El Tratado de Libre Comercio entre Colombia y los Estados Unidos tiene 1.600 páginas, 24 capítulos, miles de cláusulas, anexos y archivos adjuntos. Uno de esos es el llamado capítulo de Inversiones, que es el capítulo número 10. En él se pretende dar unas garantías especiales a los grandes capitalistas. Por eso, los contratos que las empresas privadas tienen con el Estado, las inversiones extranjeras en fábricas, industrias, empresas de servicios, agricultura, minas, explotaciones petroleras y carboníferas, la deuda pública, entre otros, serán beneficiarios de ventajas especiales que quedaron acordadas en ese Tratado.
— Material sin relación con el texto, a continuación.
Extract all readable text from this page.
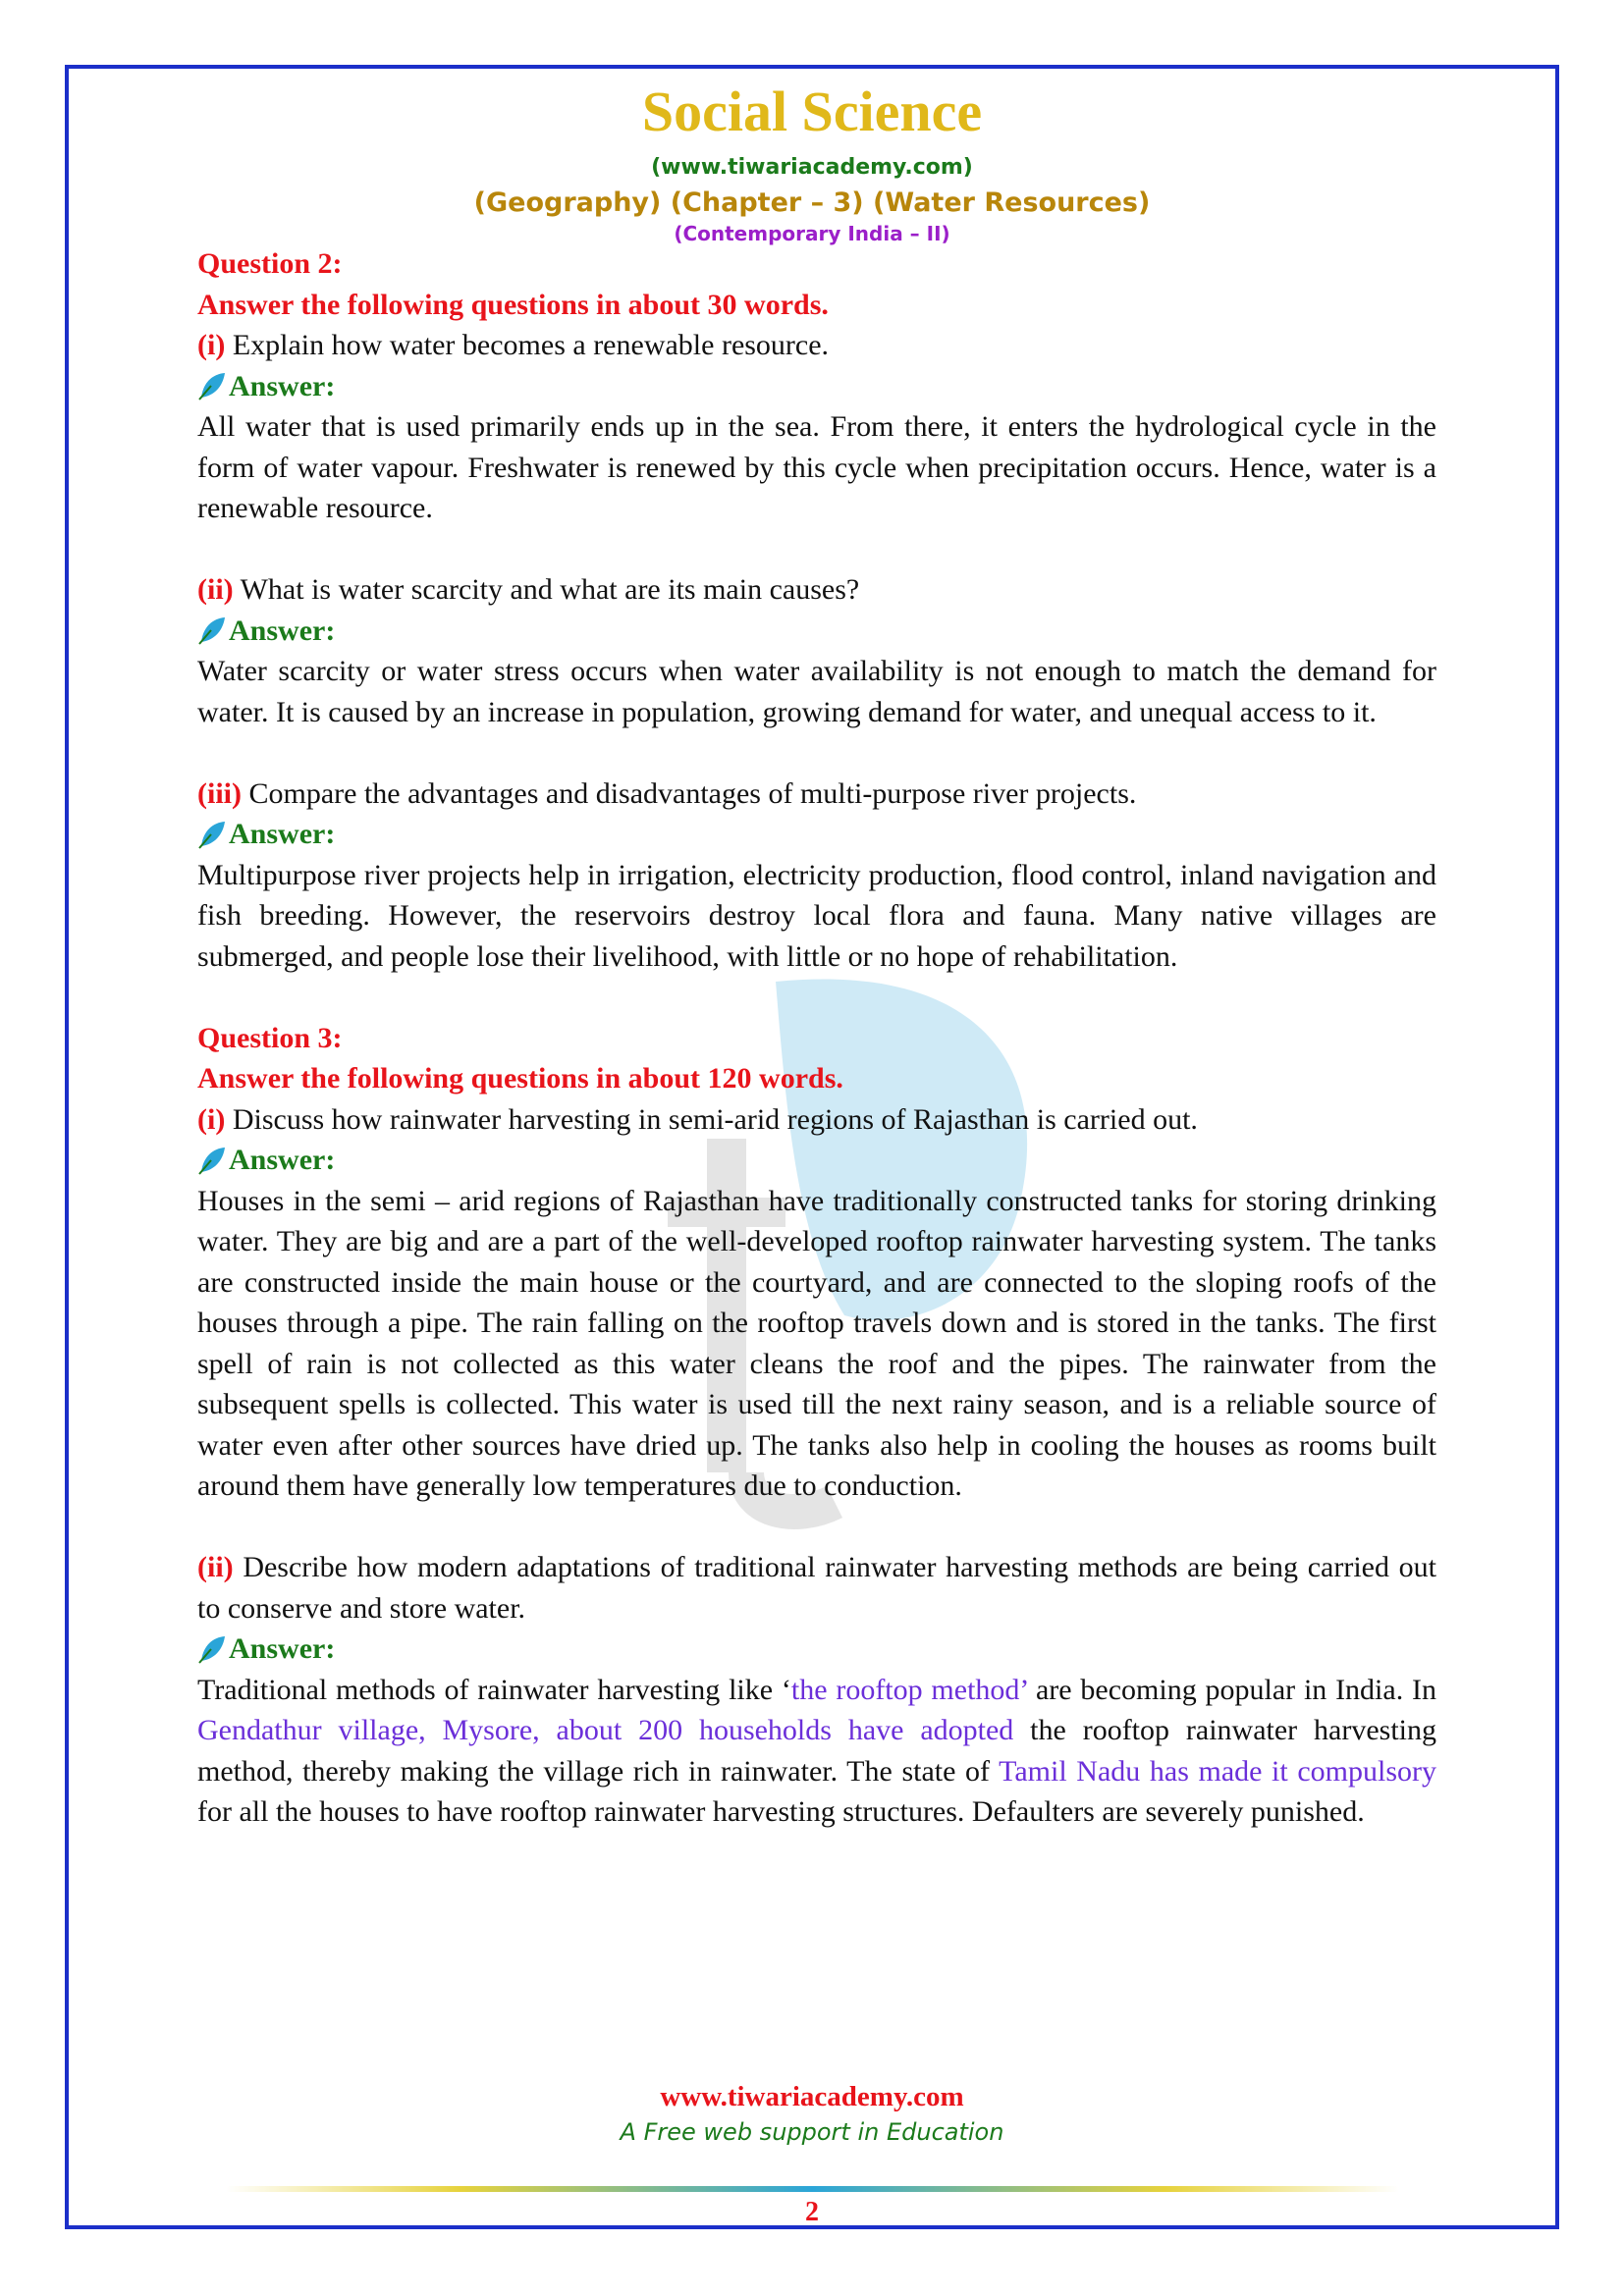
Social Science
(www.tiwariacademy.com)
(Geography) (Chapter – 3) (Water Resources)
(Contemporary India – II)

Question 2:

Answer the following questions in about 30 words.

(i) Explain how water becomes a renewable resource.

Answer:

All water that is used primarily ends up in the sea. From there, it enters the hydrological cycle in the form of water vapour. Freshwater is renewed by this cycle when precipitation occurs. Hence, water is a renewable resource.

(ii) What is water scarcity and what are its main causes?

Answer:

Water scarcity or water stress occurs when water availability is not enough to match the demand for water. It is caused by an increase in population, growing demand for water, and unequal access to it.

(iii) Compare the advantages and disadvantages of multi-purpose river projects.

Answer:

Multipurpose river projects help in irrigation, electricity production, flood control, inland navigation and fish breeding. However, the reservoirs destroy local flora and fauna. Many native villages are submerged, and people lose their livelihood, with little or no hope of rehabilitation.

Question 3:

Answer the following questions in about 120 words.

(i) Discuss how rainwater harvesting in semi-arid regions of Rajasthan is carried out.

Answer:

Houses in the semi – arid regions of Rajasthan have traditionally constructed tanks for storing drinking water. They are big and are a part of the well-developed rooftop rainwater harvesting system. The tanks are constructed inside the main house or the courtyard, and are connected to the sloping roofs of the houses through a pipe. The rain falling on the rooftop travels down and is stored in the tanks. The first spell of rain is not collected as this water cleans the roof and the pipes. The rainwater from the subsequent spells is collected. This water is used till the next rainy season, and is a reliable source of water even after other sources have dried up. The tanks also help in cooling the houses as rooms built around them have generally low temperatures due to conduction.

(ii) Describe how modern adaptations of traditional rainwater harvesting methods are being carried out to conserve and store water.

Answer:

Traditional methods of rainwater harvesting like ‘the rooftop method’ are becoming popular in India. In Gendathur village, Mysore, about 200 households have adopted the rooftop rainwater harvesting method, thereby making the village rich in rainwater. The state of Tamil Nadu has made it compulsory for all the houses to have rooftop rainwater harvesting structures. Defaulters are severely punished.

www.tiwariacademy.com
A Free web support in Education
2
Dentro de estas ventajas existe una muy importante: no podrán modificarse las condiciones con las cuales se pactaron ya los contratos entre los inversionistas privados y las distintas ramas del poder público. Si por algún motivo la Nación, los Departamentos, los Municipios o el Distrito Capital de Bogotá, mediante disposiciones administrativas o leyes de la República, ordenanzas o acuerdos municipales, deciden el cambio en los contratos, bien sea por razones laborales, ambientales o bien para mejorar la participación pública en los ingresos que se derivan en los respectivos convenios o por cualquier otro motivo, las empresas quedarán con la potestad de poder demandar ante tribunales internacionales, conocidos como tribunales de arbitraje. (Esto verse en los artículos 10.15 al 10.27 del TLC). Estos tribunales no resuelven las controversias acorde con las leyes de cada país, sino según las normas que rigen el mundo de los negocios. Ya, en algunos tratados que Estados Unidos ha firmado, se han producido decenas de demandas contra entidades estatales que casi siempre han fallado a favor de las multinacionales, causándoles millones de dólares de beneficios.
En el caso de Bogotá, de aprobarse el TLC, no podrían cambiarse, por ejemplo, los contratos entre los operadores de los buses articulados y la empresa Transmilenio, los acuerdos entre los concesionarios privados, que hacen la gestión comercial y técnica, con la Empresa de Acueducto, o los arreglos convenidos en torno a la administración y la estructura de propiedad entre la Empresa de Energía de Bogotá y los socios privados internacionales, entre otros. Eso quiere decir que las empresas privadas de transporte, las firmas recaudadoras y fiduciarias, se quedarían a perpetuidad con el 96% de los ingresos del sistema de transporte masivo de Bogotá, que la Empresa de Acueducto quedaría “amarrada” a las condiciones ventajistas que favorecen a los “gestores” privados o que en el manejo de la Empresa de Energía y de sus filiales, CODENSA, EMGESA y ECOGÁS, las prerrogativas injustas que hoy tienen las empresas españolas se mantendrán por tiempo indefinido.
Por ello, los bogotanos tenemos unas razones especiales, adicionales a las del resto de los colombianos, para resistir a la aplicación del TLC y, desde luego, para oponernos a los candidatos que, con el aval del gobierno de Uribe, quieren ratificar, en contra de la mayoría de los ciudadanos, los enormes beneficios de los que han disfrutado las empresas multinacionales e incluso incrementarlos. Los impactos negativos del TLC en la Capital de la República son cuantiosos y se suman a los muy graves que produjo la reciente reforma constitucional al régimen de Transferencias, apoyada por los partidos uribistas, que recortó los dineros para la educación y la salud públicas y el saneamiento básico. Por todo lo anterior, las políticas de Uribe constituyen la principal amenaza para los bogotanos, porque agravan los males que la ciudad ha padecido por años y tienden a entronizarlos.